Madley is the author of An American Genocide: The United States and the California Indian Catastrophe, 1846-1873, a detailed and painstakingly researched account of the fate of California’s Indians. In writing his book, Madley communicated with contemporary Indian tribes and dug into a wide range of sources including government records and historical eyewitness accounts.
“This is not a typical presentation,” Madley warned, “this is rugged.” Between 1846 and 1873, the population of California Indians dropped from an estimated 150,000 to 30,000, largely due to state-sanctioned genocide. Madley does not use the term “genocide” lightly, but rather bases his claim on the definition adopted by the United Nations in 1948 at the Nuremberg trials.
The killings were initially due to the wave of settlers and prospectors who came to California in the gold rush, which began in 1848, and as a backlash against the murders of missionaries Marcus and Narcissa Whitman near present-day College Place, Washington. In one of its first acts, the California State Legislature disenfranchised the state’s Indians and barred them from serving in the legal system.
California state militias conducted raids against peaceful Indian tribes, said Madley, and also paid and armed private vigilantes and slave traders who further disintegrated Indian communities. The emergence of the American Civil War escalated matters by funneling Federal financial and military resources into California, where Union Soldiers were used to massacre Indians.
Looking back on the genocide 145 years after its official end, Madley is often asked why he chose to research the topic. He says he did so because, “the stakes in this question are extraordinarily high.” By proving that the eradication of California’s native population was an act of genocide, the country can move forward and answer the subsequent questions that such a conclusion raises. Of primary importance is the question of how this historical trauma affects modern American Indians and their communities today. The dialogue with native peoples exemplified by Madley should be continued and expanded. For any true and lasting healing to occur, those affected need to be heard.
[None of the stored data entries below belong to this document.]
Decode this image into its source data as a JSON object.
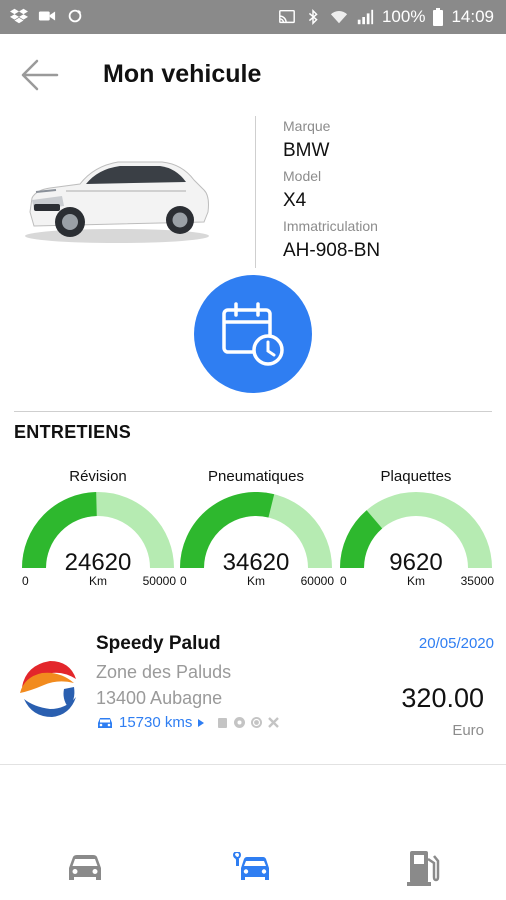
{
  "status_bar": {
    "battery": "100%",
    "time": "14:09"
  },
  "header": {
    "title": "Mon vehicule"
  },
  "vehicle": {
    "brand_label": "Marque",
    "brand_value": "BMW",
    "model_label": "Model",
    "model_value": "X4",
    "plate_label": "Immatriculation",
    "plate_value": "AH-908-BN"
  },
  "maintenance": {
    "section_title": "ENTRETIENS",
    "gauges": [
      {
        "label": "Révision",
        "value": "24620",
        "value_num": 24620,
        "unit": "Km",
        "min": "0",
        "max": "50000",
        "max_num": 50000
      },
      {
        "label": "Pneumatiques",
        "value": "34620",
        "value_num": 34620,
        "unit": "Km",
        "min": "0",
        "max": "60000",
        "max_num": 60000
      },
      {
        "label": "Plaquettes",
        "value": "9620",
        "value_num": 9620,
        "unit": "Km",
        "min": "0",
        "max": "35000",
        "max_num": 35000
      }
    ]
  },
  "last_service": {
    "garage_name": "Speedy Palud",
    "date": "20/05/2020",
    "address_line1": "Zone des Paluds",
    "address_line2": "13400 Aubagne",
    "mileage": "15730 kms",
    "price": "320.00",
    "currency": "Euro"
  },
  "colors": {
    "accent": "#2f7ef2",
    "gauge_fill": "#2eb82e",
    "gauge_track": "#b6ebb2",
    "status_bar": "#8a8a8a"
  },
  "icons": {
    "back": "arrow-left-icon",
    "calendar": "calendar-clock-icon",
    "nav": [
      "car-icon",
      "car-service-icon",
      "fuel-pump-icon"
    ]
  }
}
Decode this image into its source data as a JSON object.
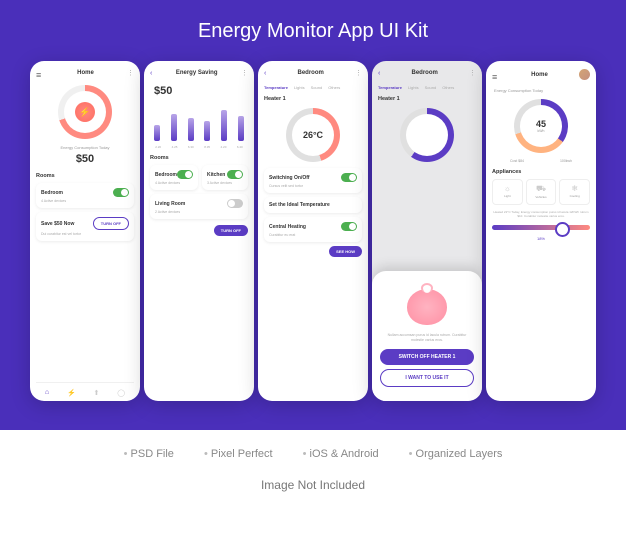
{
  "title": "Energy Monitor App UI Kit",
  "footer": {
    "feat": [
      "PSD File",
      "Pixel Perfect",
      "iOS & Android",
      "Organized Layers"
    ],
    "disclaimer": "Image Not Included"
  },
  "s1": {
    "title": "Home",
    "sub": "Energy Consumption Today",
    "price": "$50",
    "sec": "Rooms",
    "room": {
      "name": "Bedroom",
      "devices": "4 Active devices"
    },
    "save": {
      "title": "Save $50 Now",
      "sub": "Dui curabitur est vel tortor"
    },
    "turnoff": "TURN OFF"
  },
  "s2": {
    "title": "Energy Saving",
    "price": "$50",
    "sec": "Rooms",
    "rooms": [
      {
        "name": "Bedroom",
        "devices": "4 Active devices"
      },
      {
        "name": "Kitchen",
        "devices": "3 Active devices"
      },
      {
        "name": "Living Room",
        "devices": "2 Active devices"
      }
    ],
    "turnoff": "TURN OFF"
  },
  "s3": {
    "title": "Bedroom",
    "tabs": [
      "Temperature",
      "Lights",
      "Sound",
      "Others"
    ],
    "heater": "Heater 1",
    "temp": "26°C",
    "rows": [
      {
        "name": "Switching On/Off",
        "sub": "Cursus velit sed tortor"
      },
      {
        "name": "Set the Ideal Temperature",
        "sub": ""
      },
      {
        "name": "Central Heating",
        "sub": "Curabitur eu erat"
      }
    ],
    "see": "SEE HOW"
  },
  "s4": {
    "title": "Bedroom",
    "tabs": [
      "Temperature",
      "Lights",
      "Sound",
      "Others"
    ],
    "heater": "Heater 1",
    "lorem": "Nullam accumsan purus id lacula rutrum. Curabitur molestie varius eros.",
    "btn1": "SWITCH OFF HEATER 1",
    "btn2": "I WANT TO USE IT"
  },
  "s5": {
    "title": "Home",
    "sub": "Energy Consumption Today",
    "val": "45",
    "unit": "kWh",
    "stats": [
      "Cost $84",
      "100kwh"
    ],
    "sec": "Appliances",
    "appl": [
      "Light",
      "Vehicles",
      "Cooling"
    ],
    "note": "Heated 22°C Today, Energy consumption purus id lacula 12KWh rutrum $10. Curabitur molestie varius eros.",
    "pct": "18%"
  },
  "chart_data": {
    "type": "bar",
    "categories": [
      "2.20",
      "4.25",
      "6.30",
      "8.35",
      "4.20",
      "6.40"
    ],
    "values": [
      18,
      30,
      26,
      22,
      34,
      28
    ],
    "title": "Energy Saving",
    "xlabel": "",
    "ylabel": "",
    "ylim": [
      0,
      40
    ]
  }
}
One way that the voices of the oppressed are heard is through organizations like the Donald Blake Center. The DBC is named in honor of Donald Blake, a member of the faculty in the WWU Department of Biological Sciences from 1962 to 1969. Blake was one of the first black tenure track faculty to be hired at a predominately white Seventh-day Adventist college or university. The center promotes academic research through annual conferences featuring keynote speakers who are leading academics on subject matter related to the study of race, ethnicity, and culture. The center offers pedagogy workshops on curriculum inclusiveness and multiculturalism and encourages student-led involvement in inner-city missions and social justice campaigns.